Il giudice nazionale deve dunque confrontarsi con una pluralità di fonti, risolvere possibili conflitti o antinomie, in un contesto in cui si dovrebbe sempre cercare l’armonia attraverso il dialogo. Il principio, che importa qui sottolineare, perché utile alla migliore comprensione dei rapporti CEDU-diritto UE, è ben indicato dalla Corte cost., non solo con riferimento ai rapporti fra Costituzione, CEDU e diritto UE, ma anche a quelli fra Costituzione e diritto internazionale. Il richiamo a quest’ultimo è meno usuale, ma sicuramente significativo dal punto di vista sistematico. Si ricorda in proposito la sentenza 63/19 sull’applicazione retroattiva della lex mitior in caso di sanzioni amministrative con funzioni punitive), richiamata dalla sentenza n. 11/20 che menziona e rende applicabili fonti diverse da quelle interne, facendo quindi riferimento a un “diritto internazionale dei diritti umani” che comprende norme vincolanti per il nostro ordinamento, quale è il Patto sui diritti civili e politici, che si ispirano ai medesimi principi della Costituzione[12]. La Corte ben riconosce il significato (e la rilevanza) di fonti internazionali, esprimendosi a favore della “massimizzazione” ovvero dell’ “integrazione delle tutele”: il rispetto degli obblighi internazionali “deve costituire strumento efficace di ampliamento della tutela stessa”, mirando alla “massima espansione delle garanzie”. La tutela offerta dalla Corte cost. è diversa da quella offerta dalla Corte EDU, perché “opera una valutazione sistemica e non isolata” ovvero “non frazionata” per quanto riguarda i “valori coinvolti dalla norma di volta in volta scrutinati”[13]. A queste fonti convenzionali internazionali si aggiunge, come già si è accennato, la fonte europea “Carta sociale” e la fonte rappresentata delle norme generali del diritto consuetudinario, cui rinvia l’art. 10, 1°comma Cost. Un complesso di norme, insomma, che mira alla tutela degli stessi diritti: quelli, fondamentali, della persona.

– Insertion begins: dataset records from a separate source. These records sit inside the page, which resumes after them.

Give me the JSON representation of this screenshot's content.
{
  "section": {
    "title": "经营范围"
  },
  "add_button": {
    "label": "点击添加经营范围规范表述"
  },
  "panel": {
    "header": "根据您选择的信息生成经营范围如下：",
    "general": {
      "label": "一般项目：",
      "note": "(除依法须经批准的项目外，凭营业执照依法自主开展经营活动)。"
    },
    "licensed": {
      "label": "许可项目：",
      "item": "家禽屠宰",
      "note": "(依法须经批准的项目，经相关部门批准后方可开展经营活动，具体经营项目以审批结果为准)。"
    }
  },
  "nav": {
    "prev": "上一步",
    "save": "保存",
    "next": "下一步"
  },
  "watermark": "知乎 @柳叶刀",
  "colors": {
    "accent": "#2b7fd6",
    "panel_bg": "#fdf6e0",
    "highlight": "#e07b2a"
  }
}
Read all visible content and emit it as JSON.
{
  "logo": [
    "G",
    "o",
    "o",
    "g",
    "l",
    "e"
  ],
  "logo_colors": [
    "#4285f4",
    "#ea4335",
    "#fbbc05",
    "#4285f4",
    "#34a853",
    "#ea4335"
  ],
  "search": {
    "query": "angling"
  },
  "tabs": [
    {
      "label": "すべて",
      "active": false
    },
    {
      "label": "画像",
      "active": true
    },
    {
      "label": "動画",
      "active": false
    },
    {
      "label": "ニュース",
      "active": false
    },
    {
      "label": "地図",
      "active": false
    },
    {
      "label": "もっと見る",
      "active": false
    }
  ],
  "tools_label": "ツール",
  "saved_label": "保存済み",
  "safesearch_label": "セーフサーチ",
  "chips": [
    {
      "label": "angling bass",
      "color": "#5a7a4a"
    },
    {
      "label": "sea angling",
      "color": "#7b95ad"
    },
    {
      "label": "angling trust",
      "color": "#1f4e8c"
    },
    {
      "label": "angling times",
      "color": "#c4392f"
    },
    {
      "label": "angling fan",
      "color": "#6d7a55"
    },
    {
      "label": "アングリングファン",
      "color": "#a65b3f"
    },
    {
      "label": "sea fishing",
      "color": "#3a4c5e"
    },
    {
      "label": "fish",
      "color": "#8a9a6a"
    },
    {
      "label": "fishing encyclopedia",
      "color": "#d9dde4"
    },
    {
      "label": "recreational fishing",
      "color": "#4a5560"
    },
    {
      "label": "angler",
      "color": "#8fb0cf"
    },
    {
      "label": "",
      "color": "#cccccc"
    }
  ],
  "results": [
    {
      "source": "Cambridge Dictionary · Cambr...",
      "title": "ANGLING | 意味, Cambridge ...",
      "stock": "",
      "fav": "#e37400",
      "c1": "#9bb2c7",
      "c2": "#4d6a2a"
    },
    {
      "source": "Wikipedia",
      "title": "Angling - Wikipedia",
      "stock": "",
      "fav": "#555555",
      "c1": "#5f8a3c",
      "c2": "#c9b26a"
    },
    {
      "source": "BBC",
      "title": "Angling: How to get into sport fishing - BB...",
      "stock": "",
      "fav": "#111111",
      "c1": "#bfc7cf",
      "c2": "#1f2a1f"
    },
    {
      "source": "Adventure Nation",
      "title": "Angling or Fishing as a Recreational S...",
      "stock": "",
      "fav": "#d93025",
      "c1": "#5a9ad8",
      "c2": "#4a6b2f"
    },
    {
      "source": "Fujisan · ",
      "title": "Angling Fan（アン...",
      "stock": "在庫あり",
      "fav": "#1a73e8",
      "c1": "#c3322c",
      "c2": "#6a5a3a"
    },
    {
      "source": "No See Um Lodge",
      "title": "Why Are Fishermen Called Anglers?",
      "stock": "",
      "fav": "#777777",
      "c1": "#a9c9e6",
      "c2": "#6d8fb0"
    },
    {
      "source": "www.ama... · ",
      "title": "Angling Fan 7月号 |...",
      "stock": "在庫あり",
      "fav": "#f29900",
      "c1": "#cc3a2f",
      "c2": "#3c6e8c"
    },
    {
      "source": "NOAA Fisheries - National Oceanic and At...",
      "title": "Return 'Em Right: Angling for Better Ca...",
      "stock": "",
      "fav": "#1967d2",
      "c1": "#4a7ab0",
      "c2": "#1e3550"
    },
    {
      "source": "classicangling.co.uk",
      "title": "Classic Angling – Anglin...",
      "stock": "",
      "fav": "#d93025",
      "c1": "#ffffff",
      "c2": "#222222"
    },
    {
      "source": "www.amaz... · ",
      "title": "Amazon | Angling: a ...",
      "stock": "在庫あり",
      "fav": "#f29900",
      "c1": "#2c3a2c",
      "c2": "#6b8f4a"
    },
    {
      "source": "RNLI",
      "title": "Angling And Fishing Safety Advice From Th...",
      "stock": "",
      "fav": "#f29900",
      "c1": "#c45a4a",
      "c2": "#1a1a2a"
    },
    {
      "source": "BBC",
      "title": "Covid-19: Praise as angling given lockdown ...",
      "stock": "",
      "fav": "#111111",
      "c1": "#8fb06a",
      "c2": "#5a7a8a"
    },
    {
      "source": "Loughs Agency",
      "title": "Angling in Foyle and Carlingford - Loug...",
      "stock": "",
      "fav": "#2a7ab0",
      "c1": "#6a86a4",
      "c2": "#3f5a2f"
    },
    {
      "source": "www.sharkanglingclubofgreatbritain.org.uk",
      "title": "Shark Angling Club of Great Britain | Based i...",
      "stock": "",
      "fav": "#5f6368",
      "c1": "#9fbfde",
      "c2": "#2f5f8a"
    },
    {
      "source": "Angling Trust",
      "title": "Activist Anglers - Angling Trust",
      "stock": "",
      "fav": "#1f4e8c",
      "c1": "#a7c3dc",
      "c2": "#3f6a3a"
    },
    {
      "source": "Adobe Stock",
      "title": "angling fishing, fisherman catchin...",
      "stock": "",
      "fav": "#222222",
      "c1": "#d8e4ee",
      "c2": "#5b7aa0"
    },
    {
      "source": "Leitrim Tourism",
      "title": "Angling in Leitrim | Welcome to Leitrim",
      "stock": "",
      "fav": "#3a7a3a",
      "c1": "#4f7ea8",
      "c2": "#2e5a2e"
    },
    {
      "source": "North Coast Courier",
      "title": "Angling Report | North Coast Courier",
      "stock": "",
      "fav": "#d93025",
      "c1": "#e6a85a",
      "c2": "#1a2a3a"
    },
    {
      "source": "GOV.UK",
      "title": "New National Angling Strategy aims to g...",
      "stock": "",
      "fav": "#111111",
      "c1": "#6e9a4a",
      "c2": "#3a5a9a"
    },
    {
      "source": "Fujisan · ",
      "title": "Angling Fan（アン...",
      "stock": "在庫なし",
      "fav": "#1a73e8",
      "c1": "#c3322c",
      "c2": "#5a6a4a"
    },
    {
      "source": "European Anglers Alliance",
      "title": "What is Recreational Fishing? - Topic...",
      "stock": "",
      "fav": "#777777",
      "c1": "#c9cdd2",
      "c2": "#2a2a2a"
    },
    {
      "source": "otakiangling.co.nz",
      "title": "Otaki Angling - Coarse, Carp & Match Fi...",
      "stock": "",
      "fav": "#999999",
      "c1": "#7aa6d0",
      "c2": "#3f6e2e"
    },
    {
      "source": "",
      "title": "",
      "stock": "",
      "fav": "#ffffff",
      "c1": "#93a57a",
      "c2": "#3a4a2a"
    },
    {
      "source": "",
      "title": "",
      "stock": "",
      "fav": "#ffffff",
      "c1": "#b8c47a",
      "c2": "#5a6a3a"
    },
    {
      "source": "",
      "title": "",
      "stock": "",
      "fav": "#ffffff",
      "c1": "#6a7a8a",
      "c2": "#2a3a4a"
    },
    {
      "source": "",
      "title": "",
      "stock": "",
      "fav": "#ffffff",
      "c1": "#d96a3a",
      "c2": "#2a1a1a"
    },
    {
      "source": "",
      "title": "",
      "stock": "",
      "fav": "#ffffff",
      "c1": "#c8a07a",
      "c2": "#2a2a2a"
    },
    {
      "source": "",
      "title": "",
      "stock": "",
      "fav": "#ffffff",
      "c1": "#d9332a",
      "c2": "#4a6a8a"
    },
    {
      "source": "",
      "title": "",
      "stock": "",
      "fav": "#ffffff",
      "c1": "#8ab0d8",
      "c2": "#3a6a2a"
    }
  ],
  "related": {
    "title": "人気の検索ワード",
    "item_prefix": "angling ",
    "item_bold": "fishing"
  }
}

4. La Carta dei diritti fondamentali, il Trattato di Lisbona, la CEDU. L’armonia delle soluzioni
Non v’è dubbio che il Trattato di Lisbona, con le modifiche introdotte dall’art. 6 TUE, abbia rafforzato la tutela dei diritti fondamentali, conferendo alla Carta dei diritti fondamentali lo stesso valore giuridico dei trattati e prevedendo sia una (futura) adesione dell’Unione alla CEDU, sia, comunque, un riconoscimento, come principi generali dell’Unione, dei diritti fondamentali garantiti dalla CEDU e risultanti dalle tradizioni costituzionali comuni agli Stati membri. Queste tre fonti distinte (Carta, CEDU, principi generali) rappresentano “un sistema di protezione assai più complesso e articolato del precedente” (cioè pre-Lisbona); si è voluto “garantire un certo grado di elasticità al sistema” e quindi “evitare che la Carta ‘cristallizzi’ i diritti fondamentali, impedendo alla Corte di giustizia di individuarne di nuovi, in rapporto all’evoluzione delle fonti indirettamente richiamate”[14]. La Carta, d’altra parte, è stata accettata con riserva da alcuni Stati (Polonia, Regno Unito, il riferimento è al Protocollo n. 30 al Trattato di Lisbona con riguardo ai diritti sociali), e l’adesione non è avvenuta, per una serie di motivi. Già Corte cost., peraltro, sembra individuare, prima del parere 2/13 della Corte di giustizia sull’adesione dell’Unione europea alla CEDU, un punto debole della norma relativa all’adesione perché l’Unione, in quanto tale, a seguito dell’adesione, dovrebbe “sottoporsi” a un sistema internazionale di controllo in ordine al rispetto “dei diritti fondamentali”. La fonte CEDU, tuttavia, cioè i diritti garantiti dalla stessa, resta vincolante nella sua integrità poiché tali diritti (art.6, par. 3) “fanno parte del diritto dell’Unione in quanto principi generali”[15].
La coerenza CEDU-Carta, pur restando esse distinte, è d’altra parte affermata da una delle c.d. norme orizzontali della Carta, l’art. 52, par. 2, che prevede, in caso di corrispondenza fra “diritti CEDU” e “diritti Carta”, l’obbligo di interpretare il significato e la portata di questi ultimi in modo uguale ai primi, salva la possibilità, per la Carta, di concedere una protezione più estesa.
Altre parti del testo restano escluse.